The Human Rights Ripple Effect
Victories provide lessons, strategies, connections and inspiration to others struggling with similar problems, and video can help maximize these positive ripple effects.
Human rights successes are hard-won, require the coordinated efforts of many people working in solidarity — often across backgrounds, sectors, and even international borders—and are often overlooked by mainstream media, which focuses on the disastrous here, now, and clickable. But N-Map sees successes all the time. And we use video and other media not just as a means of winning some of the toughest cases and campaigns within the human rights movement, but as a way to amplify those successes in order to create a ripple effect. How? By working in the grassroots.
You’ve heard about how bad the global climate is for human rights. You’ve heard of the UN, sure. But have you heard of Gabino Vicente? The man who helped stop a hydroelectric dam? No? Read on.
Back in 2015, N-Map had the privilege of documenting a human rights victory in which ordinary citizens from Oaxaca, Mexico worked together with their elected officials, allies at Mexican NGOs and international human rights lawyers to protect their land and water rights. In 2011, a hydroelectric plant threatened to contaminate the only locally available source of clean water for several rural villages. Residents feared the hydroelectric plant would devastate the social and economic fabric of their lives. After identifying who was financing the hydroelectric plant, local citizens and their advocates went directly to the U.S. financial institution backing the project, and filed an official complaint to have their voices heard. The complaint led to a negotiation, and ultimately the cancellation of the project, which was a resounding victory for the communities.

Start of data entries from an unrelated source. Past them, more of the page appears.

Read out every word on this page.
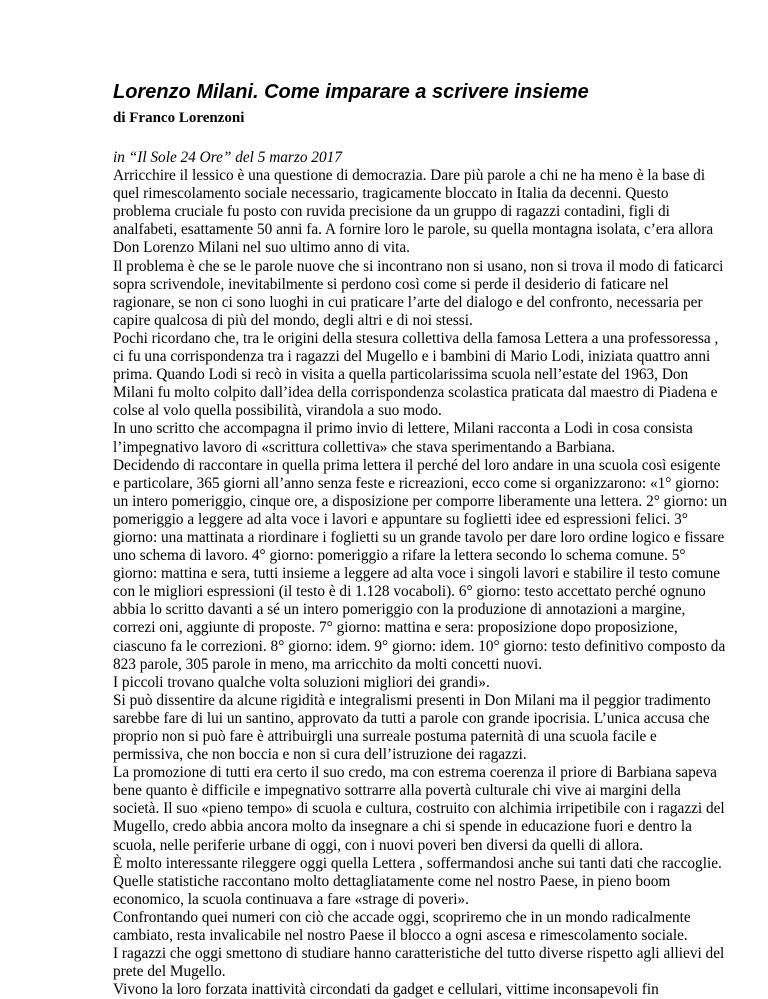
Lorenzo Milani. Come imparare a scrivere insieme
di Franco Lorenzoni
in “Il Sole 24 Ore” del 5 marzo 2017
Arricchire il lessico è una questione di democrazia. Dare più parole a chi ne ha meno è la base di
quel rimescolamento sociale necessario, tragicamente bloccato in Italia da decenni. Questo
problema cruciale fu posto con ruvida precisione da un gruppo di ragazzi contadini, figli di
analfabeti, esattamente 50 anni fa. A fornire loro le parole, su quella montagna isolata, c’era allora
Don Lorenzo Milani nel suo ultimo anno di vita.
Il problema è che se le parole nuove che si incontrano non si usano, non si trova il modo di faticarci
sopra scrivendole, inevitabilmente si perdono così come si perde il desiderio di faticare nel
ragionare, se non ci sono luoghi in cui praticare l’arte del dialogo e del confronto, necessaria per
capire qualcosa di più del mondo, degli altri e di noi stessi.
Pochi ricordano che, tra le origini della stesura collettiva della famosa Lettera a una professoressa ,
ci fu una corrispondenza tra i ragazzi del Mugello e i bambini di Mario Lodi, iniziata quattro anni
prima. Quando Lodi si recò in visita a quella particolarissima scuola nell’estate del 1963, Don
Milani fu molto colpito dall’idea della corrispondenza scolastica praticata dal maestro di Piadena e
colse al volo quella possibilità, virandola a suo modo.
In uno scritto che accompagna il primo invio di lettere, Milani racconta a Lodi in cosa consista
l’impegnativo lavoro di «scrittura collettiva» che stava sperimentando a Barbiana.
Decidendo di raccontare in quella prima lettera il perché del loro andare in una scuola così esigente
e particolare, 365 giorni all’anno senza feste e ricreazioni, ecco come si organizzarono: «1° giorno:
un intero pomeriggio, cinque ore, a disposizione per comporre liberamente una lettera. 2° giorno: un
pomeriggio a leggere ad alta voce i lavori e appuntare su foglietti idee ed espressioni felici. 3°
giorno: una mattinata a riordinare i foglietti su un grande tavolo per dare loro ordine logico e fissare
uno schema di lavoro. 4° giorno: pomeriggio a rifare la lettera secondo lo schema comune. 5°
giorno: mattina e sera, tutti insieme a leggere ad alta voce i singoli lavori e stabilire il testo comune
con le migliori espressioni (il testo è di 1.128 vocaboli). 6° giorno: testo accettato perché ognuno
abbia lo scritto davanti a sé un intero pomeriggio con la produzione di annotazioni a margine,
correzi oni, aggiunte di proposte. 7° giorno: mattina e sera: proposizione dopo proposizione,
ciascuno fa le correzioni. 8° giorno: idem. 9° giorno: idem. 10° giorno: testo definitivo composto da
823 parole, 305 parole in meno, ma arricchito da molti concetti nuovi.
I piccoli trovano qualche volta soluzioni migliori dei grandi».
Si può dissentire da alcune rigidità e integralismi presenti in Don Milani ma il peggior tradimento
sarebbe fare di lui un santino, approvato da tutti a parole con grande ipocrisia. L’unica accusa che
proprio non si può fare è attribuirgli una surreale postuma paternità di una scuola facile e
permissiva, che non boccia e non si cura dell’istruzione dei ragazzi.
La promozione di tutti era certo il suo credo, ma con estrema coerenza il priore di Barbiana sapeva
bene quanto è difficile e impegnativo sottrarre alla povertà culturale chi vive ai margini della
società. Il suo «pieno tempo» di scuola e cultura, costruito con alchimia irripetibile con i ragazzi del
Mugello, credo abbia ancora molto da insegnare a chi si spende in educazione fuori e dentro la
scuola, nelle periferie urbane di oggi, con i nuovi poveri ben diversi da quelli di allora.
È molto interessante rileggere oggi quella Lettera , soffermandosi anche sui tanti dati che raccoglie.
Quelle statistiche raccontano molto dettagliatamente come nel nostro Paese, in pieno boom
economico, la scuola continuava a fare «strage di poveri».
Confrontando quei numeri con ciò che accade oggi, scopriremo che in un mondo radicalmente
cambiato, resta invalicabile nel nostro Paese il blocco a ogni ascesa e rimescolamento sociale.
I ragazzi che oggi smettono di studiare hanno caratteristiche del tutto diverse rispetto agli allievi del
prete del Mugello.
Vivono la loro forzata inattività circondati da gadget e cellulari, vittime inconsapevoli fin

We became involved in the case when Accountability Counsel—the human rights lawyers who supported the communities in their research, complaint, and negotiation process—asked N-Map to produce a video explaining how this innovative approach to justice enabled a historic success. Gabino was one of the Oaxaca community leaders who participated in the effort, and in working with him it became clear that they also wanted to share their story with their neighbors in the region and beyond, in order to warn their fellow citizens of potential vulnerability to similar projects.
Gabino hoped that sharing his community’s story would educate their neighbors about their rights to information and decision-making in development projects that directly impact them. He also hoped that sharing his community’s success would inspire others by demonstrating the power of collective action and solidarity.
We agreed that although a community video was not part of our original plan, producing an additional video accompanied by a multi-faceted distribution strategy could help these communities achieve their goals. We filmed additional interviews and created a video crafted around the community’s key messages to their local target audiences. Gabino wanted to take the video directly to other communities, so we created a DVD that he could use to organize public screenings in rural communities, as well as a distribution strategy that targeted local media outlets, public officials, and potential NGO allies. We also helped Gabino create a Facebook page to serve as an information hub on this issue and help consolidate support for this victory. (Facebook, the community advised, was how most people receive news and information).
Gabino worked with FUNDAR and several other Mexican NGOs to host a screening of the video at a community center in Santa Ursula, Oaxaca, Mexico. Five hundred community members, local politicians, and N-Map’s Mexico City-based project manager Jesus Robles Maloof attended the screening, which was designed to educate community members about the ongoing struggle to maintain control over their resources.
Gabino described the audience’s reaction as positive, saying “people were very surprised because although they know their own reality, seeing it in a documentary, you see how spectacular it is.”
The screening received local and national press coverage, with articles in at least eight publications and 5,000 views of the video through social media about the event. To Gabino, the event was successful in showcasing the importance of the community’s efforts. He hopes that the video and press coverage from the screening will inspire other communities to protect their resources and livelihoods. “To see it finished I was very happy and convinced once again that the fight is strong and worthy,” he said.
At N-Map, we continue to be excited about the positive ripple effects of using video to share stories and lessons across communities affected by human rights abuses. This belief underpins our approach to fighting abuses by mining companies, where we have created a series of videos that feature stories from communities around the world who have defended their rights in the face of such destructive projects. We then take those videos into rural communities where mining is slated to begin as a way to share lessons from community to community.
As we continue to add more community-facing videos to our portfolio, we have Gabino and others in Oaxaca to thank for showing us, and the world, that video can go a long way when it comes to educating and empowering citizens to effectively fight even the biggest of giants: transnational corporations.
In doing so, Gabino has also helped to show that the human rights movement isn’t comprised of seemingly elite officials in UN conference rooms or international courts. The movement is Gabino, it’s you and your neighbors and your scrappy neighborhood NGO. The movement is created by the ripple effect that you start.